I really enjoyed The Omnivore’s Dilemma by Michael Pollan when I read it last year and now Maggie is reading that very enlightening and entirely entertaining book. A couple of days ago I saw that Pollan had solicited people’s food rules, or “personal food policies.” Pollan’s request, made via the New York Times, stems from our cultural obsession and confusion with what we should eat. As he points out, this is a rather recent dilemma and one with a solution perhaps based more in culture than science.
How did humans manage to choose foods and stay healthy before there were nutrition experts and food pyramids or breakfast cereals promising to improve your child’s focus or restaurant portions bigger than your head? We relied on culture, which is another way of saying: on the accumulated wisdom of the tribe. (Which is itself another way of saying: on your mom and your friends.) All of us carry around rules of thumb about eating that have been passed down in our families or plucked from the cultural conversation. Think of this body of food knowledge as samizdat nutrition: an informal, unsanctioned way of negotiating our eating lives that becomes indispensable at a time when official modes of talking about food have suffered a serious loss of credibility.
From the more than 2,500 responses he received, Pollan selected his favorite 20 which were then whimsically illustrated by Roger Kent. Here are two of my favorites. The first I adhere to quite religiously; the second… not so much.
Be sure to read the original article and then check out all 20 of the personal food rules.

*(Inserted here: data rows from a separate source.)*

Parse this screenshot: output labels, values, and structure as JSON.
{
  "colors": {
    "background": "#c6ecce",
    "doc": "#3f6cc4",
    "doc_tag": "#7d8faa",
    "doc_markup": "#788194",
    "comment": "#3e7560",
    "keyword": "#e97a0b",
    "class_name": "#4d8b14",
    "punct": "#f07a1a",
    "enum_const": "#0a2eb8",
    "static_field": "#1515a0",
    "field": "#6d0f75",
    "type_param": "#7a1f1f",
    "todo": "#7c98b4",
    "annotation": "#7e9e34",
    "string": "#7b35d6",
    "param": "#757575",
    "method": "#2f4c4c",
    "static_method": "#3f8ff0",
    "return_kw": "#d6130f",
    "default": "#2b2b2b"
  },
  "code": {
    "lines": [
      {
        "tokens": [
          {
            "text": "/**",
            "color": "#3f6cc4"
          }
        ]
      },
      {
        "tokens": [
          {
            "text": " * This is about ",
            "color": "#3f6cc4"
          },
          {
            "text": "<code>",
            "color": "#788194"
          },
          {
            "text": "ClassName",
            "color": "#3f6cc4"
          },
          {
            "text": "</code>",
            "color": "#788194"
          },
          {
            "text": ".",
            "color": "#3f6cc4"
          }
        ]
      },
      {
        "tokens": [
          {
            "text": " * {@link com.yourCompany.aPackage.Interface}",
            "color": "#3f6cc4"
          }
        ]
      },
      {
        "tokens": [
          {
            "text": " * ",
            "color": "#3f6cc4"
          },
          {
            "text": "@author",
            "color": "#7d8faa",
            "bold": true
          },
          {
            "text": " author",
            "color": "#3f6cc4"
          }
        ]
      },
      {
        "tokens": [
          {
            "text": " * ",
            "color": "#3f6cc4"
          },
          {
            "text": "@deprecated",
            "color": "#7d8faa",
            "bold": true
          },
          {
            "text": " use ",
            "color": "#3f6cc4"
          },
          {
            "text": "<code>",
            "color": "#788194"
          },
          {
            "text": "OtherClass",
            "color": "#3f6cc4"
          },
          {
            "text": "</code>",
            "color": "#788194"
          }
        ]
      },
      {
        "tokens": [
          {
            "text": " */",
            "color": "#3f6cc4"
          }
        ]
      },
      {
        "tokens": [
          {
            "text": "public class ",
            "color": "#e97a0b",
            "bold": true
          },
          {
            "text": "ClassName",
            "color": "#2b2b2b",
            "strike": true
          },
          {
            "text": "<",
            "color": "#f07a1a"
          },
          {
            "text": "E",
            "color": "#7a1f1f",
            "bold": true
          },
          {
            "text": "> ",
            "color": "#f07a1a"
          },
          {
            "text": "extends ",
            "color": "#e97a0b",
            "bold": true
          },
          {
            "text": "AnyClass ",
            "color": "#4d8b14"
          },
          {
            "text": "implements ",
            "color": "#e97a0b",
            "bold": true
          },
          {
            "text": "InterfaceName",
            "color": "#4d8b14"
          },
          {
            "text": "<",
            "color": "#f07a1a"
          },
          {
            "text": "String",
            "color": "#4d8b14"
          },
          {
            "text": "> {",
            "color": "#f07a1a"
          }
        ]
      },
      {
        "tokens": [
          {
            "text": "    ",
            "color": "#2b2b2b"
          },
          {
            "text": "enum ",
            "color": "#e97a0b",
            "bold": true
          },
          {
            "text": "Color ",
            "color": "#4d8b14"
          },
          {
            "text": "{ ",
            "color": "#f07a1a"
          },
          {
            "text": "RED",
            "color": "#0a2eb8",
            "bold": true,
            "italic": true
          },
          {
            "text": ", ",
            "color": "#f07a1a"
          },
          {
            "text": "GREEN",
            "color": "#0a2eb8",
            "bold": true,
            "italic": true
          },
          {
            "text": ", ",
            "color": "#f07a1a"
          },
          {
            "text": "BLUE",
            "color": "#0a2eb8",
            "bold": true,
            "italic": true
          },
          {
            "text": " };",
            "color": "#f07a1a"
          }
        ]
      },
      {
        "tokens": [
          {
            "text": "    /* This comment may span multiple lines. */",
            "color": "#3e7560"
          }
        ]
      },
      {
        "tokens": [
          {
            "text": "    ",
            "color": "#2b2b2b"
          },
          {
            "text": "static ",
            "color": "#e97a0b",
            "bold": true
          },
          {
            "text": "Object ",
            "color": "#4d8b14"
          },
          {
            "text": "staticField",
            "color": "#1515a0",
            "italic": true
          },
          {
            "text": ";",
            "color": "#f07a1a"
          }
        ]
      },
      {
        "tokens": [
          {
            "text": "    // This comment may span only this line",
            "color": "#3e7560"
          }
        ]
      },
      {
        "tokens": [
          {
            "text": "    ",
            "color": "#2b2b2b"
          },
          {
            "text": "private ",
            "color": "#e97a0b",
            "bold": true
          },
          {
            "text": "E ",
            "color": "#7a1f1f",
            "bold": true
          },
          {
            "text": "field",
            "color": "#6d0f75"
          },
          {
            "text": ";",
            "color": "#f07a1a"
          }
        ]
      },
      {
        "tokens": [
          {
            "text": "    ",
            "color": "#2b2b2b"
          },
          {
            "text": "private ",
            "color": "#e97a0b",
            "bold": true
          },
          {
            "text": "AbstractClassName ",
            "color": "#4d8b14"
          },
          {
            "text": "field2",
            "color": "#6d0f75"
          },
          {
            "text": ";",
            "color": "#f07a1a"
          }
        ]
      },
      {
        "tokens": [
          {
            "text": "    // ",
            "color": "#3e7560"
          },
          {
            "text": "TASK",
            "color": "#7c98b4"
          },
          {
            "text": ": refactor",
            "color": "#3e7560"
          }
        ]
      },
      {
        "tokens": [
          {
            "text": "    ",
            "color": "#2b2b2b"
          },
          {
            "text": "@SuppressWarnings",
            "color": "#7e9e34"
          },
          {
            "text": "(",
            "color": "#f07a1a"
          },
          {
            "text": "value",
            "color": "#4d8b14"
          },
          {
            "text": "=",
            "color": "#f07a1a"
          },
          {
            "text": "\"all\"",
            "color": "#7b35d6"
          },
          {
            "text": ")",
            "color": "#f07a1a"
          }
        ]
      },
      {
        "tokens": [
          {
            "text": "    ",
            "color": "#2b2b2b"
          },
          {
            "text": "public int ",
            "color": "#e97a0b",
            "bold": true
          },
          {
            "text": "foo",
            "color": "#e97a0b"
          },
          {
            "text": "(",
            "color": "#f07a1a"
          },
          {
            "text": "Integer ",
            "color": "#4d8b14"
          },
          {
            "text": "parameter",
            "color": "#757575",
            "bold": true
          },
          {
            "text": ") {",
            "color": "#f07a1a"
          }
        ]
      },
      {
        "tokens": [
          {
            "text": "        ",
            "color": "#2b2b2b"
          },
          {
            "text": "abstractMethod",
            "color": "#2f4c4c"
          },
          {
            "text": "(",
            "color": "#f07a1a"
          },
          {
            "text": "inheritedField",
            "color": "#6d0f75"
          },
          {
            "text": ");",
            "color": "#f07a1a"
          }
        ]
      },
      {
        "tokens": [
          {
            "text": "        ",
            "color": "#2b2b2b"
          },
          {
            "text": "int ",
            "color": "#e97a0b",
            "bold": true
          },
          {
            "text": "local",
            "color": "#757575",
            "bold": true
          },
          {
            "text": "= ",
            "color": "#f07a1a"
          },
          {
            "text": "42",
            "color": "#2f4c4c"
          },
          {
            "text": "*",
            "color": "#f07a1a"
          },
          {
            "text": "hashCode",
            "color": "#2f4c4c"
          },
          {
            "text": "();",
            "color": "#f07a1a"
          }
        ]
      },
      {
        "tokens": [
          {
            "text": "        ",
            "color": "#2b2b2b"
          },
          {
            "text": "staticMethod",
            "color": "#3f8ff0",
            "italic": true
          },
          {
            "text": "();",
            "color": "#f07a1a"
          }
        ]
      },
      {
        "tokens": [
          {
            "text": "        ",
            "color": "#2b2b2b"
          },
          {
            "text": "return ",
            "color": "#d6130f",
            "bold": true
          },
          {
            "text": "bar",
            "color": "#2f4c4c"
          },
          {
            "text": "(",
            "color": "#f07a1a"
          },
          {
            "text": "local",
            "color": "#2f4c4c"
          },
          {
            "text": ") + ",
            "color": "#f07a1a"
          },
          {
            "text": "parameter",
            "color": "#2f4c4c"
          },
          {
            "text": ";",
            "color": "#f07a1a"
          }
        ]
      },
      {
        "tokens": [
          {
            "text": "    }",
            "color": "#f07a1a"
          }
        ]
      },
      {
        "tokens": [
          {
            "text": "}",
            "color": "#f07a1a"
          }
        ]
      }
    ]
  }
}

On a slightly related note…
The anxiety about what to eat is downright depressing when we consider the reality of “food deserts” in many of our urban centers. I’m no expert on this subject, but I’ve often wondered about the connection between the over-abundance of highly processed and heavily subsidized foods and the lack of healthy options for those on the lower end of the economic ladder. Food as commodity will be found among those with the capacity to buy the most of it; a sad reality that makes the apples purchased from the Bronzeville Community Market taste that much sweeter.